Thursday, July 2, 2009

Project Status

I have been making slow but steady progress on the NiPy models code. Right now for the midterm review, we have been focusing on design issues including the user interface and refactoring, test coverage/bug fixing, and some extensions for postestimation statistics. Other than this, I have spent the last month or so with anywhere from ten to fifteen stats, econometrics, or numerical linear algebra and optimization texts open on my desk.

The main estimators currently included in the code are generalized least squares, ordinary least squares, weighted least squares, autoregressive AR(p), generalized linear models (with several available distribution families and corresponding link functions), robust linear models, general additive models, and mixed effects models. The test coverage is starting to look pretty good, then there is just squashing the few remaining bugs and improving the postestimation statistics.

Some enhancements have also been made to the code. I have started to include some public domain or appropriately copyrighted datasets for testing purposes that could also be useful for examples and tutorials, so that every usage example doesn't have to start with generating your own random data. I have followed pretty closely to the datasets proposal in the Scikits Learn package.

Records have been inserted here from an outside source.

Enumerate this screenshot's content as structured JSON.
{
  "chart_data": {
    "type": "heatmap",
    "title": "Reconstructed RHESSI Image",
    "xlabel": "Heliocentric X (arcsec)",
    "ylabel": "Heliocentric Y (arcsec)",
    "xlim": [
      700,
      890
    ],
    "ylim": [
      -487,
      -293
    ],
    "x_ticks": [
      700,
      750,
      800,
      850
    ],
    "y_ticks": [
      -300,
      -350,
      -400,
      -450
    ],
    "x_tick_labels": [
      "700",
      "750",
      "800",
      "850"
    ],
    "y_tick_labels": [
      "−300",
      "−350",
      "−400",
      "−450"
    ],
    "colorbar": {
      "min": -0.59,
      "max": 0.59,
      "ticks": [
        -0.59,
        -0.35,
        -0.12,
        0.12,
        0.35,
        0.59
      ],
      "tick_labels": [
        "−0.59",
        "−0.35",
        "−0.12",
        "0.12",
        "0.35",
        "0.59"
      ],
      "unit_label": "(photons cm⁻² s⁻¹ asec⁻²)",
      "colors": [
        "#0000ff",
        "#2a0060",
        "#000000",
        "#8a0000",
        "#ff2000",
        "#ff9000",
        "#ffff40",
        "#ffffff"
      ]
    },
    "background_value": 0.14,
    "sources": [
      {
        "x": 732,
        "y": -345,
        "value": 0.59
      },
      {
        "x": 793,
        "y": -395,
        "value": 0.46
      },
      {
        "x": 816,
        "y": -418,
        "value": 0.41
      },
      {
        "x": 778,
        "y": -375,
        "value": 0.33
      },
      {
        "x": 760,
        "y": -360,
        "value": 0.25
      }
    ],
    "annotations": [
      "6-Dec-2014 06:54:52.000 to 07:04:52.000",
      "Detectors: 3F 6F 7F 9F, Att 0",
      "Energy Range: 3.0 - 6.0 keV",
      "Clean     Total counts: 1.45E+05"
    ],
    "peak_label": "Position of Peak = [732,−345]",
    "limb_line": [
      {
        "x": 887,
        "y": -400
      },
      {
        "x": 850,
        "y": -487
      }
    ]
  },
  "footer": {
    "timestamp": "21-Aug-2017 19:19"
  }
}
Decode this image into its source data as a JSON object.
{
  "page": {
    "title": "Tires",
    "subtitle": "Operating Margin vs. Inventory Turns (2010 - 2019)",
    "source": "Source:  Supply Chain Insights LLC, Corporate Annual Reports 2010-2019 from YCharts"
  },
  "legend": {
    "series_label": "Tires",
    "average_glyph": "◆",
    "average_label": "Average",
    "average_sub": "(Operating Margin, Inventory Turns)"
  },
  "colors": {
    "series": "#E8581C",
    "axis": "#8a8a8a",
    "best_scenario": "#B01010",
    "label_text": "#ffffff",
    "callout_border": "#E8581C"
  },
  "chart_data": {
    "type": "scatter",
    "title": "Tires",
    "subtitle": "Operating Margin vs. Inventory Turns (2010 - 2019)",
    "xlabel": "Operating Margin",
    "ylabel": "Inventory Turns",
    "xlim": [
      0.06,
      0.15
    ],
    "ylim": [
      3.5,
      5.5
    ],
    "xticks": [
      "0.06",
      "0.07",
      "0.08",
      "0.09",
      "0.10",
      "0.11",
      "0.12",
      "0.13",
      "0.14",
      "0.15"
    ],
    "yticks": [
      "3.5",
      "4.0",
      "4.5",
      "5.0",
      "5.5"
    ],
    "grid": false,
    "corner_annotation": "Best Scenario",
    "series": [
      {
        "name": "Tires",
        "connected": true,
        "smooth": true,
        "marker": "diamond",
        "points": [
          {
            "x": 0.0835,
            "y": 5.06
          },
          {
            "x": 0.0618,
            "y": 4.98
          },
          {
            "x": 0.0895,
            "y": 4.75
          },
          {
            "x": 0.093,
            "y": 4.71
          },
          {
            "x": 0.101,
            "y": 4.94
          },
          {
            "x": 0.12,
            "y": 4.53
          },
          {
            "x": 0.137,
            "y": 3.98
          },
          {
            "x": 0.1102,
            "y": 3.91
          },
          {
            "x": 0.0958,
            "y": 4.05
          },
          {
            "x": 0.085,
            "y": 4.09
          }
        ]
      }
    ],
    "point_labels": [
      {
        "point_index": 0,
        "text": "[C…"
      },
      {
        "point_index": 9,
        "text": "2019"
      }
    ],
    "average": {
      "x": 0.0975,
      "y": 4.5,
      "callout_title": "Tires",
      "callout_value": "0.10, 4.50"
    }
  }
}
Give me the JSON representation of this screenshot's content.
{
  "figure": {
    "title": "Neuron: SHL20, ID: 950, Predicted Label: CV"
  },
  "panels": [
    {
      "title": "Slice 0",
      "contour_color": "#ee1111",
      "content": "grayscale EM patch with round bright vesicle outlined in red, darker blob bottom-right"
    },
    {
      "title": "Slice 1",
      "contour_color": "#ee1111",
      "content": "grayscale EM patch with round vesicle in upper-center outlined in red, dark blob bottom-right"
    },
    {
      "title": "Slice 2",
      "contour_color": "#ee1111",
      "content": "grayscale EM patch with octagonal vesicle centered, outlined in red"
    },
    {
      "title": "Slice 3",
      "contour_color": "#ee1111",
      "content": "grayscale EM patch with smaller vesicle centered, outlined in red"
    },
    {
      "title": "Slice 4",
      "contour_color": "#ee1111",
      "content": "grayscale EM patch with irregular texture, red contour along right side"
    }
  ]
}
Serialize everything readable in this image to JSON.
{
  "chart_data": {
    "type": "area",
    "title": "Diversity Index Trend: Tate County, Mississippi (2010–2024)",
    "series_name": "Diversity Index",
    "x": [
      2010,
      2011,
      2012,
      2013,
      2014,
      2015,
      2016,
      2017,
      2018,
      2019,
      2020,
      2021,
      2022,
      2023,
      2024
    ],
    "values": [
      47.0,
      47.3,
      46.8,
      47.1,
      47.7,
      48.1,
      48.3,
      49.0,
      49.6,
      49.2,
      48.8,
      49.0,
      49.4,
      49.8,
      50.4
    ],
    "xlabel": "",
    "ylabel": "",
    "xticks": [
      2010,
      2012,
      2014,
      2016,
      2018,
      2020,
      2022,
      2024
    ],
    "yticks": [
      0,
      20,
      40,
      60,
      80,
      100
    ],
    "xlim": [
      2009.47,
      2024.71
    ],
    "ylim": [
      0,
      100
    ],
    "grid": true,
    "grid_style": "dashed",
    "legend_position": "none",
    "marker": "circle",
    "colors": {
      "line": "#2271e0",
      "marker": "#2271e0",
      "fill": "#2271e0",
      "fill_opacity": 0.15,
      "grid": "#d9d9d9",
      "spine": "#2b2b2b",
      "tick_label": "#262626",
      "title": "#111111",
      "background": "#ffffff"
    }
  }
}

We have also decided to break from the formula framework that is used in NiPy. It was in flux (being changed to take advantage of SymPy the last I heard) and is intended to be somewhat similar to the formula framework in R. In its place for now, I have written some convenience functions to append a constant to a design matrix or to handle categorical variables for estimation. For the moment, a typical model/estimator is used as

In [1]: from models.regression import OLS

In [2]: from models.datasets.longley.data import load

In [3]: from models.functions import add_constant

In [6]: model = OLS(data.endog, data.exog)

In [7]: results = model.fit()

In [8]: results.params
Out[8]:
array([ 1.50618723e+01, -3.58191793e-02, -2.02022980e+00,
-1.03322687e+00, -5.11041057e-02, 1.82915146e+03,
-3.48225863e+06])

Barring any unforeseen difficulties, the models code should be available as a standalone package shortly after the midterm evaluation rapidly approaching in ten days. The second half of the summer will then be focused on optimizing the code, finalizing design issues, extending the models, and writing good documentation and tutorials so that the code can be included in SciPy!